Exhibiting ethics easier said than done

Post-'Sensation' guidelines prove a thorney problem for museums

Portfolio

May 21, 2000|By HOLLY SELBY | HOLLY SELBY,SUN ARTS WRITER

The scene was a panel discussion at last week's annual conference of the American Association of Museums in Baltimore.

The topic was ethics, specifically the ethics of exhibiting artworks owned by private collectors.

The panel was to discuss the findings of a task force charged with drawing up guidelines to help museums work toward "transparency" -- in other words, making the behind-the-scenes negotiations of exhibition financing more open to the public.

The irony was that no one, at least no one involved with the task force, wanted to talk about the subject in any but the vaguest generalities.

The discussion was anything but transparent. And the museum association missed a great opportunity for substantive and open discussion about an important topic with several hundred of its members.

The issue matters: Museums are under incessant pressure to attract larger crowds while competing for attention with a seemingly endless spectrum of amusement venues. They simultaneously juggle roles as collectors, conservators, educators, entertainers, cultural historians and story tellers.

Little wonder that they are beset by the temptation to do whatever it takes to pay for increasingly large and expensive exhibits -- often featuring artworks owned by wealthy private collectors that the institutions may hope to receive later as gifts.

"There are great pressures on all nonprofits, including museums, for more, bigger, better," said Edward H. Able Jr., AAM president, in an interview.

"We have tremendous demands on us to serve the public. And these demands are forcing us to move faster and to be more innovative in developing our resource base. And so it has been a matter of concern that we do our work thoughtfully."

Issues of `Sensation'

Last fall, the subject attracted national attention when the Brooklyn Museum of Art presented "Sensation," an exhibit of contemporary British art owned by collector Charles Saatchi. The show enraged New York City Mayor Rudolph W. Giuliani because it included a painting by Chris Ofili of the Virgin Mary with one breast made out of elephant dung. The museum and the mayor wound up in court over the mayor's threats to punish the BMA by eliminating the city's financial support.

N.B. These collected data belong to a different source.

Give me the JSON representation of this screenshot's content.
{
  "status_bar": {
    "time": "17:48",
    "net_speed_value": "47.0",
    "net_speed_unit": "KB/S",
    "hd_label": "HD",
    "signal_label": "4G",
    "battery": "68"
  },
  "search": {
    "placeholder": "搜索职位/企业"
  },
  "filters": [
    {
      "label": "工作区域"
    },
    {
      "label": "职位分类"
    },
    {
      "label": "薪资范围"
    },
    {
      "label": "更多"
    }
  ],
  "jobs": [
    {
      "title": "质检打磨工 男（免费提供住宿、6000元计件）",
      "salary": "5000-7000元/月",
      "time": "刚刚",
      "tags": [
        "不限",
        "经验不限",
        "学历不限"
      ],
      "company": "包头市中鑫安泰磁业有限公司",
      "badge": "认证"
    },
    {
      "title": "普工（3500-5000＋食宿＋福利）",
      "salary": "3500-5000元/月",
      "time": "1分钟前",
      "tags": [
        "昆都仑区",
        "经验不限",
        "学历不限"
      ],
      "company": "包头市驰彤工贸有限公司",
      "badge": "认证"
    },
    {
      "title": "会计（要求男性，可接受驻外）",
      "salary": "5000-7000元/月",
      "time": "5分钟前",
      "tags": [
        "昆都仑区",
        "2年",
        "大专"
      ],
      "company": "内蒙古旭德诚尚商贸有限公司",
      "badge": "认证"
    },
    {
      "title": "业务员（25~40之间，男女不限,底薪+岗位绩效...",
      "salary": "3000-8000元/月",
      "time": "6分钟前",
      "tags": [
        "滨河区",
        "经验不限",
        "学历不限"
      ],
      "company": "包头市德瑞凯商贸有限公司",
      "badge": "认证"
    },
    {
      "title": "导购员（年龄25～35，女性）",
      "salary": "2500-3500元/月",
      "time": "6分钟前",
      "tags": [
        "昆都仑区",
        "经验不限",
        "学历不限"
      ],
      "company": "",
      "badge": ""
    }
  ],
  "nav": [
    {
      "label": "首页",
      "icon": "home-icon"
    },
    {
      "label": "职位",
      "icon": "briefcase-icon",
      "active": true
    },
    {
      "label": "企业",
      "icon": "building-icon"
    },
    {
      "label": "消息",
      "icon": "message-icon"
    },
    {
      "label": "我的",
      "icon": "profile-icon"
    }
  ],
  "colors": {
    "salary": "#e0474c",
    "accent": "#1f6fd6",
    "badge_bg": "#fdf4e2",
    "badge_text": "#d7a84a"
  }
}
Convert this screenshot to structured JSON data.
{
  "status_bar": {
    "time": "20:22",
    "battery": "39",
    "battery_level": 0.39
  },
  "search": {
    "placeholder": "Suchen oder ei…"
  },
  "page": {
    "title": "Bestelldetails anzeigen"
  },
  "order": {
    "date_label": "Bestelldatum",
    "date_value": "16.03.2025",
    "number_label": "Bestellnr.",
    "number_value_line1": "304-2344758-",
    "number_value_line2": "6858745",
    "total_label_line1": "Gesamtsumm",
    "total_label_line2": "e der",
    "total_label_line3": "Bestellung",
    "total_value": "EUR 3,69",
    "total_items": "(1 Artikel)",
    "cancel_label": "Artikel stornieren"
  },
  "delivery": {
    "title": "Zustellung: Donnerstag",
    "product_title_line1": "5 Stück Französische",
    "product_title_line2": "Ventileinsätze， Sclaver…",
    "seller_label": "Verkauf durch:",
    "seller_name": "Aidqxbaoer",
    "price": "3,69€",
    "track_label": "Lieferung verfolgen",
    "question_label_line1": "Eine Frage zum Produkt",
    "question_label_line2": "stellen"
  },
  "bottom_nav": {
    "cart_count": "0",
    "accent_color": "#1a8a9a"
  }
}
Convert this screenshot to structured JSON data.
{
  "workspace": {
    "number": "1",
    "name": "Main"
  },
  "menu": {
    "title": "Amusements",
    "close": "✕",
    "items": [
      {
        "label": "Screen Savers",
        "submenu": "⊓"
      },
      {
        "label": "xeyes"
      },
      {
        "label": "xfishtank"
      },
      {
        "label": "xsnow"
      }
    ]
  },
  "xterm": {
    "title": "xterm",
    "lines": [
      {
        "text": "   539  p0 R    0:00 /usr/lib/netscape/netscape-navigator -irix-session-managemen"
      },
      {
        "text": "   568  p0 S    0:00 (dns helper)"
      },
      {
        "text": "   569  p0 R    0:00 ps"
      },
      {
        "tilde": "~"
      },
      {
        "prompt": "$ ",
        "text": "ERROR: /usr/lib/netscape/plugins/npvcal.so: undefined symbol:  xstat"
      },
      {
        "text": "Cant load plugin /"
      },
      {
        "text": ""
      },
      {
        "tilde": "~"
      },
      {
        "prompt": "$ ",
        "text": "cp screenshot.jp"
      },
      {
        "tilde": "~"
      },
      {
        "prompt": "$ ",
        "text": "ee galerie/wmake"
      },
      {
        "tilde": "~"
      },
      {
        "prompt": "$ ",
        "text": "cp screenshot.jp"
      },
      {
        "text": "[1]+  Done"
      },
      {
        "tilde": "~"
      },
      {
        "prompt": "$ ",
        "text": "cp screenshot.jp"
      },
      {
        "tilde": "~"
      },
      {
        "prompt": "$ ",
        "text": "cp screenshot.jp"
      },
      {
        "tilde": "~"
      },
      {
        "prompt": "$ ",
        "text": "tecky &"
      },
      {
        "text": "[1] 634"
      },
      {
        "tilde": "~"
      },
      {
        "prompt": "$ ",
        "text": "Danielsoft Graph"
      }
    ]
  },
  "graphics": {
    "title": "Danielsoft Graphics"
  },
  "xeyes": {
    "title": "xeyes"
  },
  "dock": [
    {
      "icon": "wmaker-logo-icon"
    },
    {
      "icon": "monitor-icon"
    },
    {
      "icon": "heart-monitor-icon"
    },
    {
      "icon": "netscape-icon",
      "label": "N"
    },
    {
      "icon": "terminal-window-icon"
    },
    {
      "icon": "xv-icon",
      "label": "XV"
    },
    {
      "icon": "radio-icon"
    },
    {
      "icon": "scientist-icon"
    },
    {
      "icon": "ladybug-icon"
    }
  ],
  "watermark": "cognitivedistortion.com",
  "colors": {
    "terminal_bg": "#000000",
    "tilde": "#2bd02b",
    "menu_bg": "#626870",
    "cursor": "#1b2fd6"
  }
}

But what began as a debate about censorship became a debate about ethics. Depositions and testimony in the Brooklyn case showed the heavy influence of commerce on art. The court case revealed that:

Saatchi, who stood to gain financially from the publicity that would surely accompany the exhibition, had been asked by the museum for money to pay for the exhibit.

Christie's auction house, and other art dealers who had a commercial interest in the works that were displayed, also provided financial support for the exhibit.

The museum had granted Saatchi considerable say into how the exhibit would be mounted.

The controversy prompted intense debate within the art community over what does and does not represent conflicts of interest for museums.

There's no question that museums perform a public service by seeking out private collections and providing venues in which the public can view them. In the process, museums may go out of their way to flatter the collectors. If the National Gallery had not coveted Baltimore County collectors Robert and Jane Meyerhoff's enormous collection of works by Ellsworth Kelly, Frank Stella, Jasper Johns and Roy Lichtenstein, it might not have presented it in a 1996 exhibit. But if the museum had not organized the exhibit, only those lucky few who received invitations to the Meyerhoffs' home would have had the chance to view the collection.

Are works displayed because they have genuine merit, or to persuade collectors to make a bequest? What happens if the collector makes demands about how the collection is presented? Where is the line between diplomatic give-and-take between museum and art owner -- and relinquishing intellectual control of an exhibition?

Institutions have varying strategies for dealing with these potential ethical dilemmas. Some will only display privately held objects that already have been promised to the institution. Others request that the owners agree not to sell the art for a specific time after the exhibition. Nonetheless, there are no guidelines that spell out how to avoid the ethical pitfalls that may arise when paying for and presenting privately held art.

That is what the AAM task force seeks to address.

"We have a code of ethics, but they don't apply directly to issues of funding exhibitions," Able said in an interview. "Now we want to offer guidelines that apply specifically to the issues of exhibition funding. We are asking, `Is this a conflict of interest? If so, how do you deal with it?' "

Task force's job

The AAM is a 94-year-old national organization with 3,000 institutional members ranging from aquariums and zoos to art museums and historical societies. It also has an individual membership of 11,000 individual museum professionals.